# Barefoot Smelting



## Irons (Jun 28, 2010)

These guys don't even wear shoes.
I can't understand the commentary, but an instructive pair of videos none the less.

Part1:

http://www.youtube.com/watch?v=HV1fHn5kR_w&NR=1

part2:

http://www.youtube.com/watch?v=I8X-I-M4ul0&feature=related


----------



## g_axelsson (Jun 28, 2010)

Interesting video... but you should be old enough to know it's called melting gold.
Smelting is the process to extract the metal from it's ore.

It's nothing personal, Irons, but I've seen it one time too many on the forum lately, even by long time members. I just had to finally speak up.

:lol: 

/Göran


----------



## qst42know (Jun 28, 2010)

Anyone notice second shift sleeping against the wall in the second video. :mrgreen:


----------



## Nopyrite (Jun 28, 2010)

WOW, those are cool video's. Those guys may be young and barefoot, but can anyone say EXPERT? Notice that even though the process seemed very crude and haphazard, they lost very little Gold. They started with what looks like 1004.790 grams. The end product weighed 1004.530 grams - a tiny loss of .260 grams. Those dudes know what they were doing and I am sure they are being paid Union Scale.


----------



## Harold_V (Jun 29, 2010)

g_axelsson said:


> Interesting video... but you should be old enough to know it's called melting gold.
> Smelting is the process to extract the metal from it's ore.
> 
> It's nothing personal, Irons, but I've seen it one time too many on the forum lately, even by long time members.

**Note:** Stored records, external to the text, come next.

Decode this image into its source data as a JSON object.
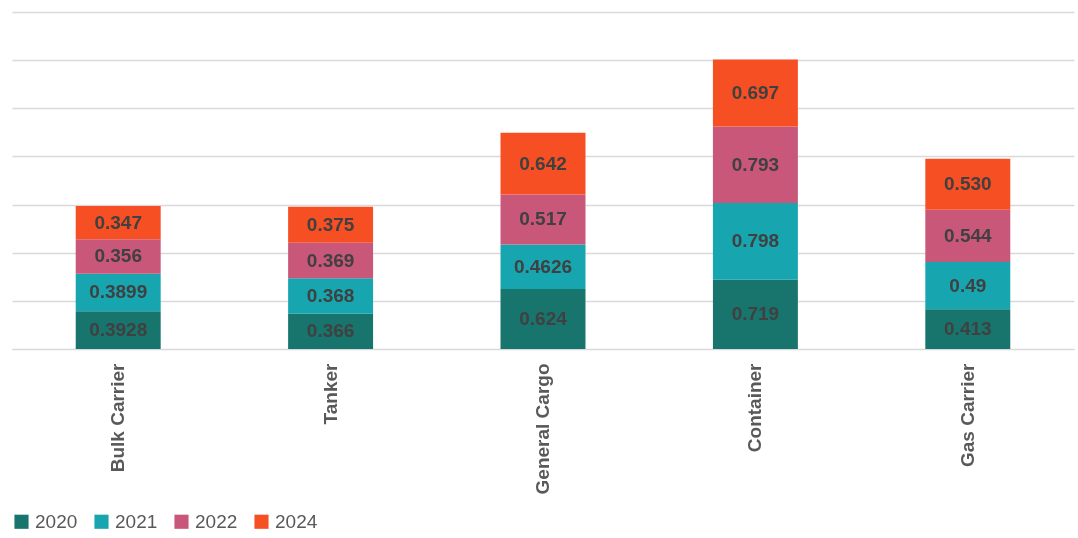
{
  "chart_data": {
    "type": "bar",
    "stacked": true,
    "categories": [
      "Bulk Carrier",
      "Tanker",
      "General Cargo",
      "Container",
      "Gas Carrier"
    ],
    "series": [
      {
        "name": "2020",
        "color": "#17756e",
        "values": [
          0.3928,
          0.366,
          0.624,
          0.719,
          0.413
        ],
        "value_labels": [
          "0.3928",
          "0.366",
          "0.624",
          "0.719",
          "0.413"
        ]
      },
      {
        "name": "2021",
        "color": "#17a5b0",
        "values": [
          0.3899,
          0.368,
          0.4626,
          0.798,
          0.49
        ],
        "value_labels": [
          "0.3899",
          "0.368",
          "0.4626",
          "0.798",
          "0.49"
        ]
      },
      {
        "name": "2022",
        "color": "#c9577a",
        "values": [
          0.356,
          0.369,
          0.517,
          0.793,
          0.544
        ],
        "value_labels": [
          "0.356",
          "0.369",
          "0.517",
          "0.793",
          "0.544"
        ]
      },
      {
        "name": "2024",
        "color": "#f74f24",
        "values": [
          0.347,
          0.375,
          0.642,
          0.697,
          0.53
        ],
        "value_labels": [
          "0.347",
          "0.375",
          "0.642",
          "0.697",
          "0.530"
        ]
      }
    ],
    "ylim": [
      0,
      3.5
    ],
    "yticks": [
      {
        "value": 0,
        "label": null
      },
      {
        "value": 0.5,
        "label": null
      },
      {
        "value": 1,
        "label": null
      },
      {
        "value": 1.5,
        "label": null
      },
      {
        "value": 2,
        "label": null
      },
      {
        "value": 2.5,
        "label": null
      },
      {
        "value": 3,
        "label": null
      },
      {
        "value": 3.5,
        "label": null
      }
    ],
    "grid": "y",
    "tick_labels": "x",
    "legend": "bottom"
  }
}
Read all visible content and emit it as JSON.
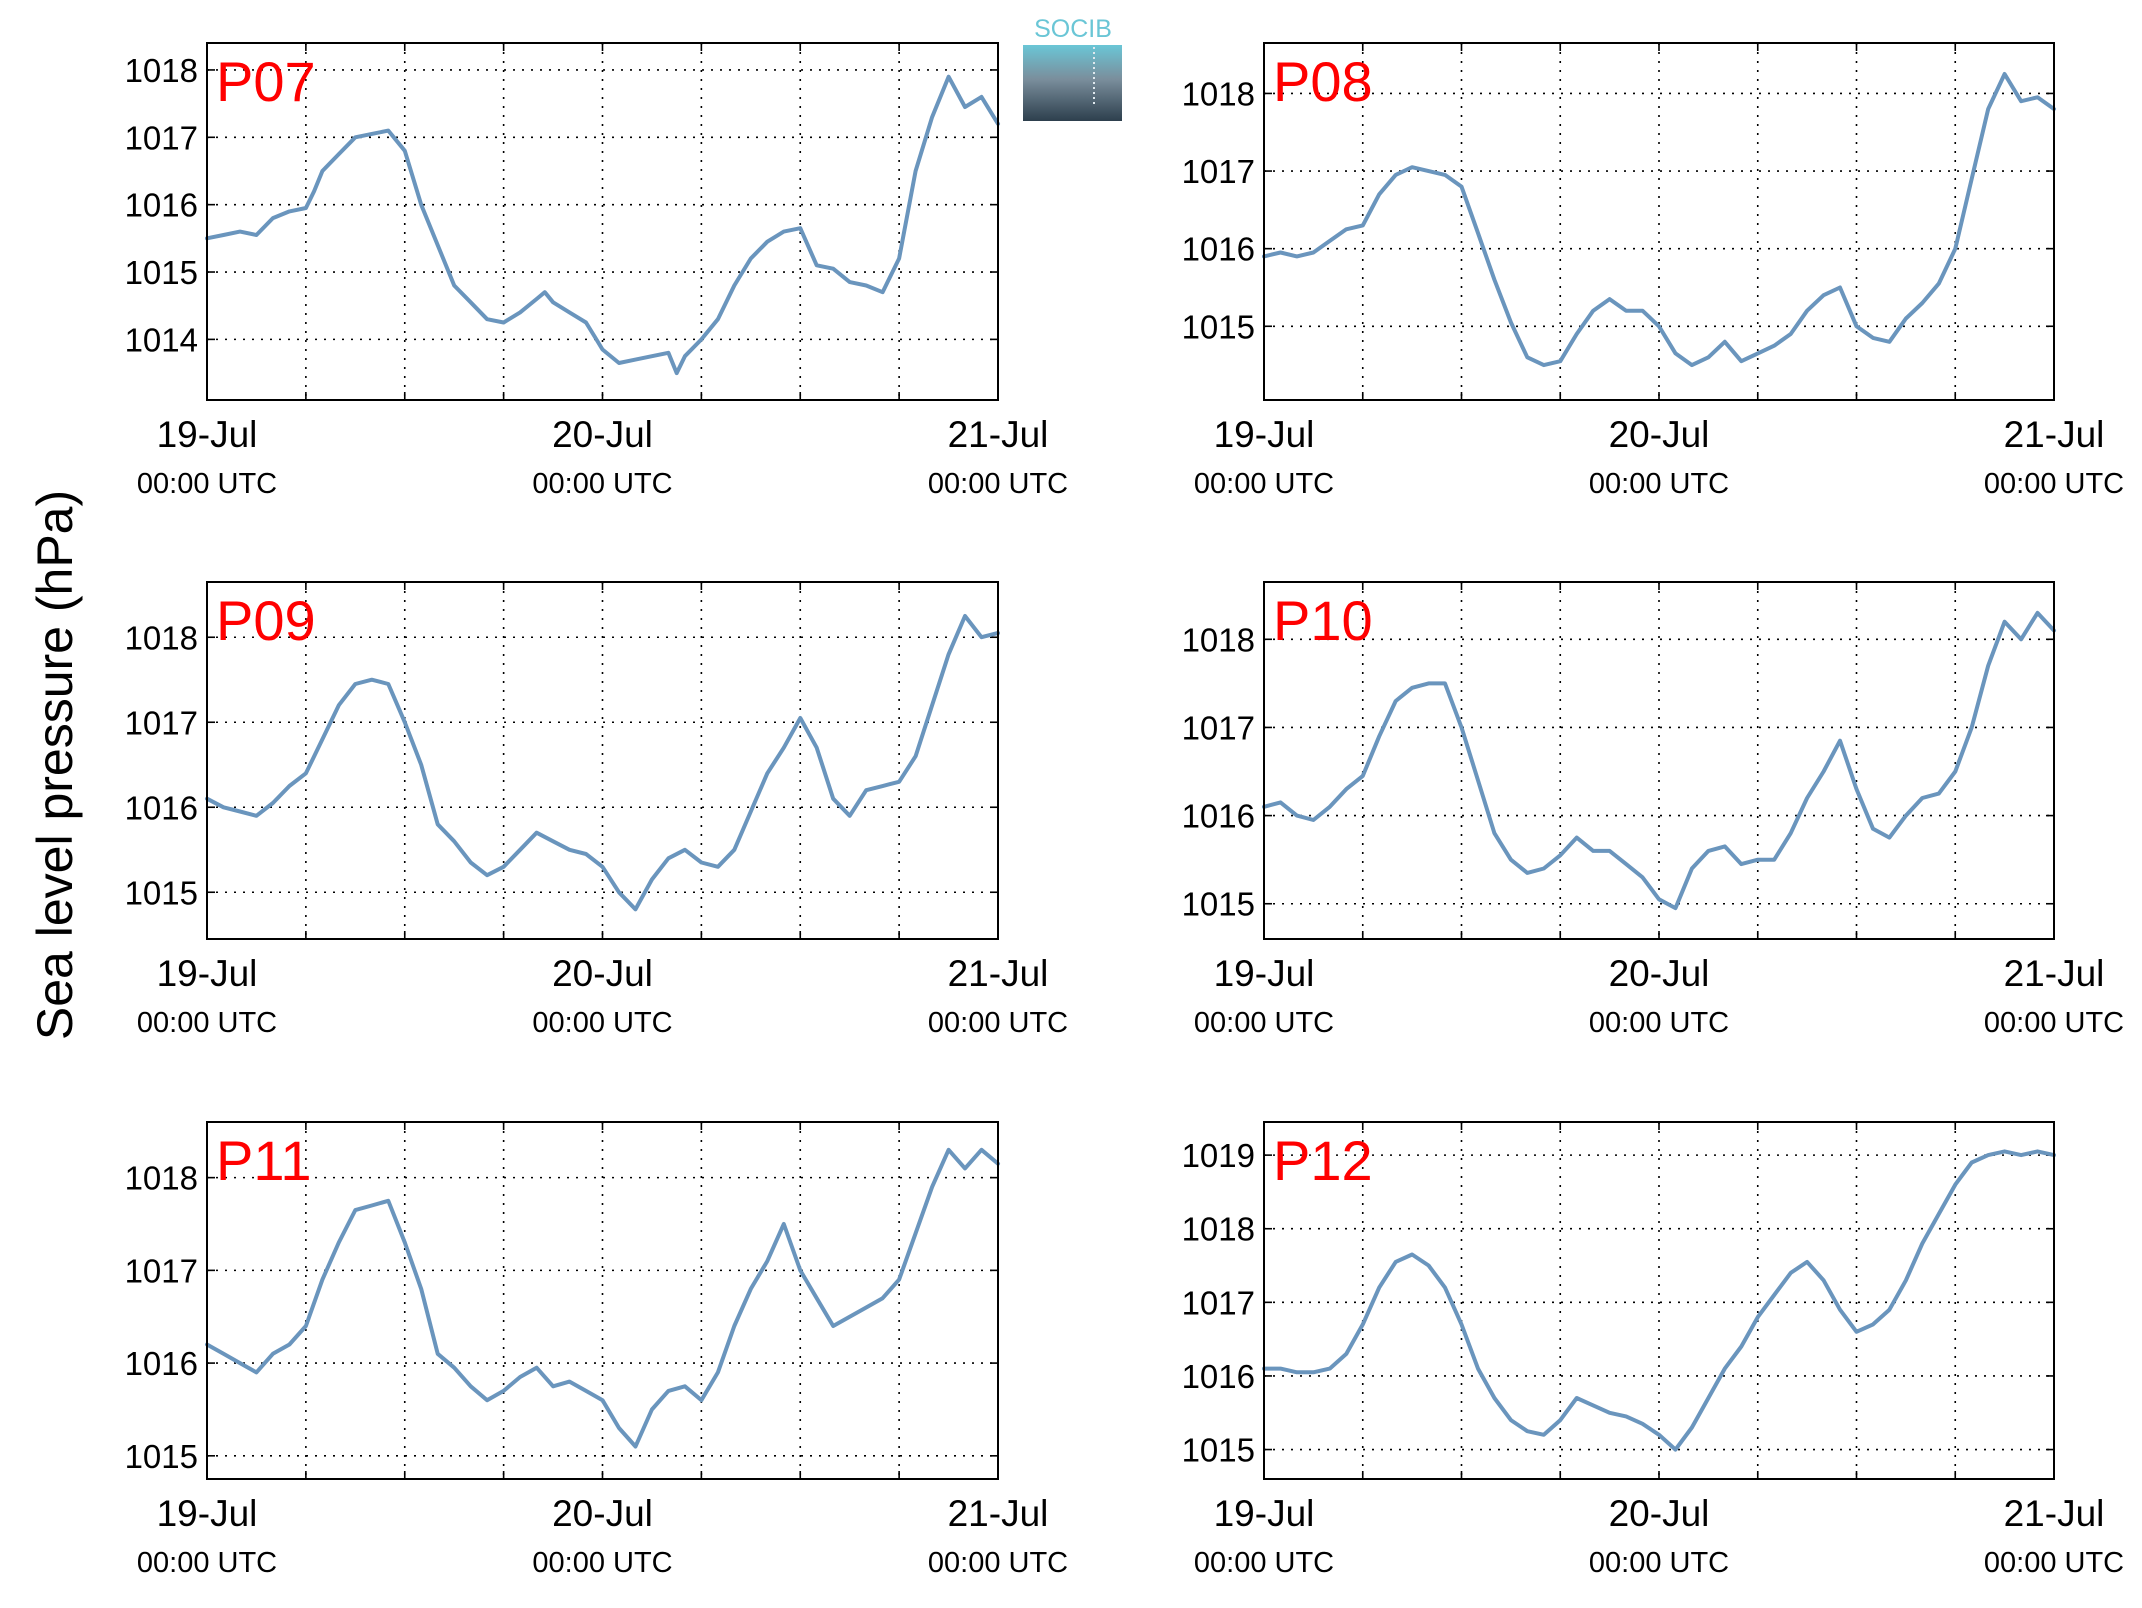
{
  "figure": {
    "ylabel": "Sea level pressure (hPa)",
    "logo": {
      "text": "SOCIB"
    },
    "colors": {
      "line": "#6a95bd",
      "panel_label": "#ff0000",
      "grid": "#000000",
      "background": "#ffffff"
    },
    "date_labels": [
      "19-Jul",
      "20-Jul",
      "21-Jul"
    ],
    "time_label": "00:00 UTC"
  },
  "chart_data": [
    {
      "type": "line",
      "title": "P07",
      "xlabel": "",
      "ylabel": "Sea level pressure (hPa)",
      "xlim": [
        0,
        48
      ],
      "ylim": [
        1013.1,
        1018.4
      ],
      "yticks": [
        1014,
        1015,
        1016,
        1017,
        1018
      ],
      "xticks": [
        0,
        24,
        48
      ],
      "xticklabels": [
        "19-Jul",
        "20-Jul",
        "21-Jul"
      ],
      "grid": true,
      "x": [
        0,
        1,
        2,
        3,
        4,
        5,
        6,
        6.5,
        7,
        8,
        9,
        10,
        11,
        12,
        13,
        14,
        15,
        16,
        17,
        18,
        19,
        20,
        20.5,
        21,
        22,
        23,
        23.5,
        24,
        25,
        26,
        27,
        28,
        28.5,
        29,
        30,
        31,
        32,
        33,
        34,
        35,
        36,
        37,
        38,
        39,
        40,
        41,
        42,
        43,
        44,
        45,
        46,
        47,
        48
      ],
      "values": [
        1015.5,
        1015.55,
        1015.6,
        1015.55,
        1015.8,
        1015.9,
        1015.95,
        1016.2,
        1016.5,
        1016.75,
        1017.0,
        1017.05,
        1017.1,
        1016.8,
        1016.0,
        1015.4,
        1014.8,
        1014.55,
        1014.3,
        1014.25,
        1014.4,
        1014.6,
        1014.7,
        1014.55,
        1014.4,
        1014.25,
        1014.05,
        1013.85,
        1013.65,
        1013.7,
        1013.75,
        1013.8,
        1013.5,
        1013.75,
        1014.0,
        1014.3,
        1014.8,
        1015.2,
        1015.45,
        1015.6,
        1015.65,
        1015.1,
        1015.05,
        1014.85,
        1014.8,
        1014.7,
        1015.2,
        1016.5,
        1017.3,
        1017.9,
        1017.45,
        1017.6,
        1017.2
      ]
    },
    {
      "type": "line",
      "title": "P08",
      "xlabel": "",
      "ylabel": "Sea level pressure (hPa)",
      "xlim": [
        0,
        48
      ],
      "ylim": [
        1014.05,
        1018.65
      ],
      "yticks": [
        1015,
        1016,
        1017,
        1018
      ],
      "xticks": [
        0,
        24,
        48
      ],
      "xticklabels": [
        "19-Jul",
        "20-Jul",
        "21-Jul"
      ],
      "grid": true,
      "x": [
        0,
        1,
        2,
        3,
        4,
        5,
        6,
        7,
        8,
        9,
        10,
        11,
        12,
        13,
        14,
        15,
        16,
        17,
        18,
        19,
        20,
        21,
        22,
        23,
        24,
        25,
        26,
        27,
        28,
        29,
        30,
        31,
        32,
        33,
        34,
        35,
        36,
        37,
        38,
        39,
        40,
        41,
        42,
        43,
        44,
        45,
        46,
        47,
        48
      ],
      "values": [
        1015.9,
        1015.95,
        1015.9,
        1015.95,
        1016.1,
        1016.25,
        1016.3,
        1016.7,
        1016.95,
        1017.05,
        1017.0,
        1016.95,
        1016.8,
        1016.2,
        1015.6,
        1015.05,
        1014.6,
        1014.5,
        1014.55,
        1014.9,
        1015.2,
        1015.35,
        1015.2,
        1015.2,
        1015.0,
        1014.65,
        1014.5,
        1014.6,
        1014.8,
        1014.55,
        1014.65,
        1014.75,
        1014.9,
        1015.2,
        1015.4,
        1015.5,
        1015.0,
        1014.85,
        1014.8,
        1015.1,
        1015.3,
        1015.55,
        1016.0,
        1016.9,
        1017.8,
        1018.25,
        1017.9,
        1017.95,
        1017.8
      ]
    },
    {
      "type": "line",
      "title": "P09",
      "xlabel": "",
      "ylabel": "Sea level pressure (hPa)",
      "xlim": [
        0,
        48
      ],
      "ylim": [
        1014.45,
        1018.65
      ],
      "yticks": [
        1015,
        1016,
        1017,
        1018
      ],
      "xticks": [
        0,
        24,
        48
      ],
      "xticklabels": [
        "19-Jul",
        "20-Jul",
        "21-Jul"
      ],
      "grid": true,
      "x": [
        0,
        1,
        2,
        3,
        4,
        5,
        6,
        7,
        8,
        9,
        10,
        11,
        12,
        13,
        14,
        15,
        16,
        17,
        18,
        19,
        20,
        21,
        22,
        23,
        24,
        25,
        26,
        27,
        28,
        29,
        30,
        31,
        32,
        33,
        34,
        35,
        36,
        37,
        38,
        39,
        40,
        41,
        42,
        43,
        44,
        45,
        46,
        47,
        48
      ],
      "values": [
        1016.1,
        1016.0,
        1015.95,
        1015.9,
        1016.05,
        1016.25,
        1016.4,
        1016.8,
        1017.2,
        1017.45,
        1017.5,
        1017.45,
        1017.0,
        1016.5,
        1015.8,
        1015.6,
        1015.35,
        1015.2,
        1015.3,
        1015.5,
        1015.7,
        1015.6,
        1015.5,
        1015.45,
        1015.3,
        1015.0,
        1014.8,
        1015.15,
        1015.4,
        1015.5,
        1015.35,
        1015.3,
        1015.5,
        1015.95,
        1016.4,
        1016.7,
        1017.05,
        1016.7,
        1016.1,
        1015.9,
        1016.2,
        1016.25,
        1016.3,
        1016.6,
        1017.2,
        1017.8,
        1018.25,
        1018.0,
        1018.05
      ]
    },
    {
      "type": "line",
      "title": "P10",
      "xlabel": "",
      "ylabel": "Sea level pressure (hPa)",
      "xlim": [
        0,
        48
      ],
      "ylim": [
        1014.6,
        1018.65
      ],
      "yticks": [
        1015,
        1016,
        1017,
        1018
      ],
      "xticks": [
        0,
        24,
        48
      ],
      "xticklabels": [
        "19-Jul",
        "20-Jul",
        "21-Jul"
      ],
      "grid": true,
      "x": [
        0,
        1,
        2,
        3,
        4,
        5,
        6,
        7,
        8,
        9,
        10,
        11,
        12,
        13,
        14,
        15,
        16,
        17,
        18,
        19,
        20,
        21,
        22,
        23,
        24,
        25,
        26,
        27,
        28,
        29,
        30,
        31,
        32,
        33,
        34,
        35,
        36,
        37,
        38,
        39,
        40,
        41,
        42,
        43,
        44,
        45,
        46,
        47,
        48
      ],
      "values": [
        1016.1,
        1016.15,
        1016.0,
        1015.95,
        1016.1,
        1016.3,
        1016.45,
        1016.9,
        1017.3,
        1017.45,
        1017.5,
        1017.5,
        1017.0,
        1016.4,
        1015.8,
        1015.5,
        1015.35,
        1015.4,
        1015.55,
        1015.75,
        1015.6,
        1015.6,
        1015.45,
        1015.3,
        1015.05,
        1014.95,
        1015.4,
        1015.6,
        1015.65,
        1015.45,
        1015.5,
        1015.5,
        1015.8,
        1016.2,
        1016.5,
        1016.85,
        1016.3,
        1015.85,
        1015.75,
        1016.0,
        1016.2,
        1016.25,
        1016.5,
        1017.0,
        1017.7,
        1018.2,
        1018.0,
        1018.3,
        1018.1
      ]
    },
    {
      "type": "line",
      "title": "P11",
      "xlabel": "",
      "ylabel": "Sea level pressure (hPa)",
      "xlim": [
        0,
        48
      ],
      "ylim": [
        1014.75,
        1018.6
      ],
      "yticks": [
        1015,
        1016,
        1017,
        1018
      ],
      "xticks": [
        0,
        24,
        48
      ],
      "xticklabels": [
        "19-Jul",
        "20-Jul",
        "21-Jul"
      ],
      "grid": true,
      "x": [
        0,
        1,
        2,
        3,
        4,
        5,
        6,
        7,
        8,
        9,
        10,
        11,
        12,
        13,
        14,
        15,
        16,
        17,
        18,
        19,
        20,
        21,
        22,
        23,
        24,
        25,
        26,
        27,
        28,
        29,
        30,
        31,
        32,
        33,
        34,
        35,
        36,
        37,
        38,
        39,
        40,
        41,
        42,
        43,
        44,
        45,
        46,
        47,
        48
      ],
      "values": [
        1016.2,
        1016.1,
        1016.0,
        1015.9,
        1016.1,
        1016.2,
        1016.4,
        1016.9,
        1017.3,
        1017.65,
        1017.7,
        1017.75,
        1017.3,
        1016.8,
        1016.1,
        1015.95,
        1015.75,
        1015.6,
        1015.7,
        1015.85,
        1015.95,
        1015.75,
        1015.8,
        1015.7,
        1015.6,
        1015.3,
        1015.1,
        1015.5,
        1015.7,
        1015.75,
        1015.6,
        1015.9,
        1016.4,
        1016.8,
        1017.1,
        1017.5,
        1017.0,
        1016.7,
        1016.4,
        1016.5,
        1016.6,
        1016.7,
        1016.9,
        1017.4,
        1017.9,
        1018.3,
        1018.1,
        1018.3,
        1018.15
      ]
    },
    {
      "type": "line",
      "title": "P12",
      "xlabel": "",
      "ylabel": "Sea level pressure (hPa)",
      "xlim": [
        0,
        48
      ],
      "ylim": [
        1014.6,
        1019.45
      ],
      "yticks": [
        1015,
        1016,
        1017,
        1018,
        1019
      ],
      "xticks": [
        0,
        24,
        48
      ],
      "xticklabels": [
        "19-Jul",
        "20-Jul",
        "21-Jul"
      ],
      "grid": true,
      "x": [
        0,
        1,
        2,
        3,
        4,
        5,
        6,
        7,
        8,
        9,
        10,
        11,
        12,
        13,
        14,
        15,
        16,
        17,
        18,
        19,
        20,
        21,
        22,
        23,
        24,
        25,
        26,
        27,
        28,
        29,
        30,
        31,
        32,
        33,
        34,
        35,
        36,
        37,
        38,
        39,
        40,
        41,
        42,
        43,
        44,
        45,
        46,
        47,
        48
      ],
      "values": [
        1016.1,
        1016.1,
        1016.05,
        1016.05,
        1016.1,
        1016.3,
        1016.7,
        1017.2,
        1017.55,
        1017.65,
        1017.5,
        1017.2,
        1016.7,
        1016.1,
        1015.7,
        1015.4,
        1015.25,
        1015.2,
        1015.4,
        1015.7,
        1015.6,
        1015.5,
        1015.45,
        1015.35,
        1015.2,
        1015.0,
        1015.3,
        1015.7,
        1016.1,
        1016.4,
        1016.8,
        1017.1,
        1017.4,
        1017.55,
        1017.3,
        1016.9,
        1016.6,
        1016.7,
        1016.9,
        1017.3,
        1017.8,
        1018.2,
        1018.6,
        1018.9,
        1019.0,
        1019.05,
        1019.0,
        1019.05,
        1019.0
      ]
    }
  ]
}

I just had to finally speak up.
> ...


A particular thorn in my side as well, Göran. 8) 

I have assumed the posture that you are what you write. If you present yourself as an uneducated dolt, so shall you be perceived.  

Harold


----------



## Irons (Jun 29, 2010)

Harold_V said:


> g_axelsson said:
> 
> 
> > Interesting video... but you should be old enough to know it's called melting gold.
> ...



My bad.

Beat me, beat me, make me bleed!! :mrgreen:


----------



## goldsilverpro (Jun 29, 2010)

Everybody has their little pet peeves. For example, it raises the hair on the back of my neck to see the word "separate" spelled seperate or "nickel" spelled nickle - those 2 words, especially separate, have to be about the most misspelled words on the planet. Also, I hate acronyms unless they are very common. The worst, though, is trying to wade through a page long paragraph, or a post with no capital letters, even at the beginning of sentences, or a post with no punctuation. I consider these as selfish, since there seems to be no consideration for the reader. I refuse to read those posts, even though they may contain good or interesting information.

Even the yellow pages uses "smelter" wrong - they list PM refiners under Smelters - Precious Metals. And then there is refining vs. recovery and drop vs. precipitate. I must admit, though, that I prefer "drop" and I use the word "refining" more often than I should, even though I know it's exact meaning. I do agree with Harold, that the term "melting" should never be used when "dissolving" is meant, because it really confuses things.

I know that there are many that don't have a good grip on the use of the English language, although it is curious that many people from other countries do a better job than some from the US. Maybe, they just try harder to do things right. 

Just my 2 cents rant.

Chris


----------



## Harold_V (Jun 30, 2010)

goldsilverpro said:


> long paragraph, or a post with no capital letters, even at the beginning of sentences, or a post with no punctuation. I consider these as selfish, since there seems to be no consideration for the reader. I refuse to read those posts, even though they may contain good or interesting information.


Couple that with the clever folks that can't seem to abandon their habit of texting and you have what is, in my mind, the loser of the year. 

I have a policy. If a person can't address me as if he has at least a modicum of intelligence, I generally won't respond. That does not apply to those that don't use English as their first language. I have the utmost respect for those that can converse in our language, and make the attempt, even if it's fraught with error. 

On the Chaski board, we have a retired college dean. His sig line is "You are what you write". I've mentioned this before. 

_He's right._ 

Harold


----------